Figure 4. Zebrafish heart parameters

(A) 10-s M-modes from movies of 2-3-day-old zebrafish hearts. Wild-type M-modes (top trace) show regular heart contractions as evidenced by the significant movement of the heart edge in the dorsal region of the heart (bottom edge trace in the m-mode). All Tbx5 heterozygotes (lower traces) showed aberrations in their M-modes, primarily characterized by more prolonged contractions with heart wall movements that were noticeably less robust and less fluid. (B) Contraction traces and corresponding M-mode from a wild-type zebrafish showing the correlation between the Changing Pixel Intensity Algorithm and the movements of the heart wall. (C) Heart period was measured as the interval between the start of one diastole and the beginning of the next. Heart periods were measured for every beat in each movie and averaged for each fish. Results for 16 wild-type and 27 Tbx5 heterozygote zebrafish show a significant increase in the heart period in heterozygotes compared with controls (*P = 7 × 10^-5). (D) Percent fractional area change (% FAC) was measured as the percent change in the ventricular surface area between diastole and systole.
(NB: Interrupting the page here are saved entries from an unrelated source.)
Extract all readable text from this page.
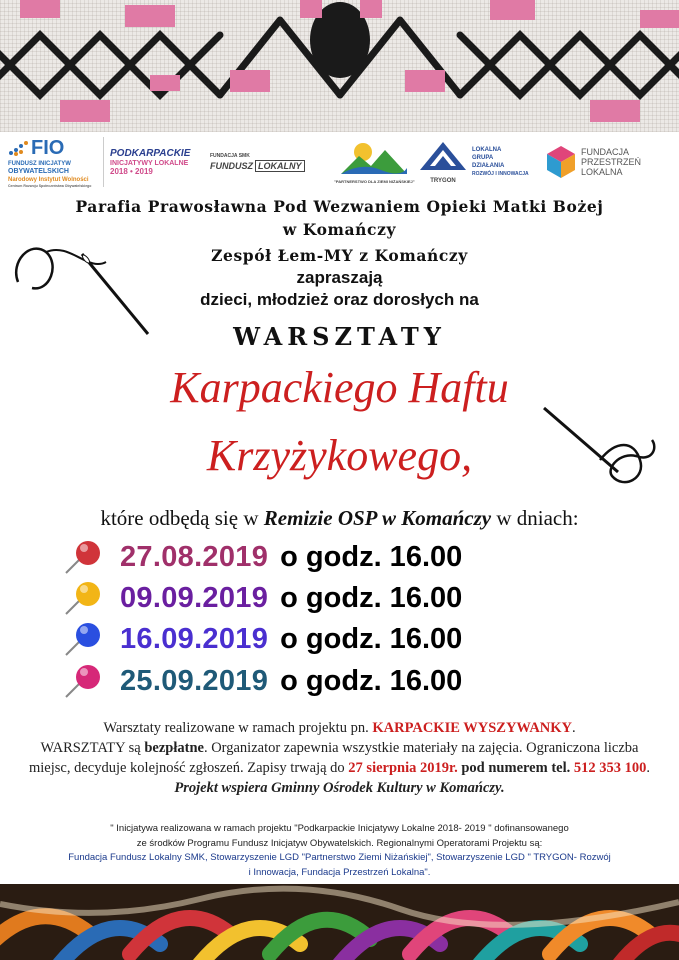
FIO
FUNDUSZ INICJATYW
OBYWATELSKICH
Narodowy Instytut Wolności
Centrum Rozwoju Społeczeństwa Obywatelskiego
PODKARPACKIE
INICJATYWY LOKALNE
2018 • 2019
FUNDACJA SMK
FUNDUSZ LOKALNY
"PARTNERSTWO DLA ZIEMI NIŻAŃSKIEJ"	TRYGON
LOKALNA
GRUPA
DZIAŁANIA
ROZWÓJ I INNOWACJA
FUNDACJA
PRZESTRZEŃ
LOKALNA
Parafia Prawosławna Pod Wezwaniem Opieki Matki Bożej
w Komańczy
Zespół Łem-MY z Komańczy
zapraszają
dzieci, młodzież oraz dorosłych na
WARSZTATY
Karpackiego Haftu
Krzyżykowego,
które odbędą się w Remizie OSP w Komańczy w dniach:
27.08.2019 o godz. 16.00
09.09.2019 o godz. 16.00
16.09.2019 o godz. 16.00
25.09.2019 o godz. 16.00
Warsztaty realizowane w ramach projektu pn. KARPACKIE WYSZYWANKY.
WARSZTATY są bezpłatne. Organizator zapewnia wszystkie materiały na zajęcia. Ograniczona liczba
miejsc, decyduje kolejność zgłoszeń. Zapisy trwają do 27 sierpnia 2019r. pod numerem tel. 512 353 100.
Projekt wspiera Gminny Ośrodek Kultury w Komańczy.
" Inicjatywa realizowana w ramach projektu "Podkarpackie Inicjatywy Lokalne 2018- 2019 " dofinansowanego
ze środków Programu Fundusz Inicjatyw Obywatelskich. Regionalnymi Operatorami Projektu są:
Fundacja Fundusz Lokalny SMK, Stowarzyszenie LGD "Partnerstwo Ziemi Niżańskiej", Stowarzyszenie LGD " TRYGON- Rozwój
i Innowacja, Fundacja Przestrzeń Lokalna".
Heart measurements were made only if all heart edges were clearly visible in the movie frames. Results from 15 wild-type and 12 Tbx5 heterozygotes show a significant reduction in the % FAC in heterozygotes compared with controls (*P = 0.02). (E) A comparison of the ventricular surface areas of hearts measured in (D) during diastole and systole indicate that the decrease in % FAC is due to a decrease in the diastolic size of the hearts. Diastolic surface area of Tbx5 heterozygotes was significantly smaller than controls whereas systolic surface area did not differ significantly between the two groups (*P = 0.009). For C–E, results are given as mean ±SD. * indicates difference is significant based on unpaired, two-tailed t-test.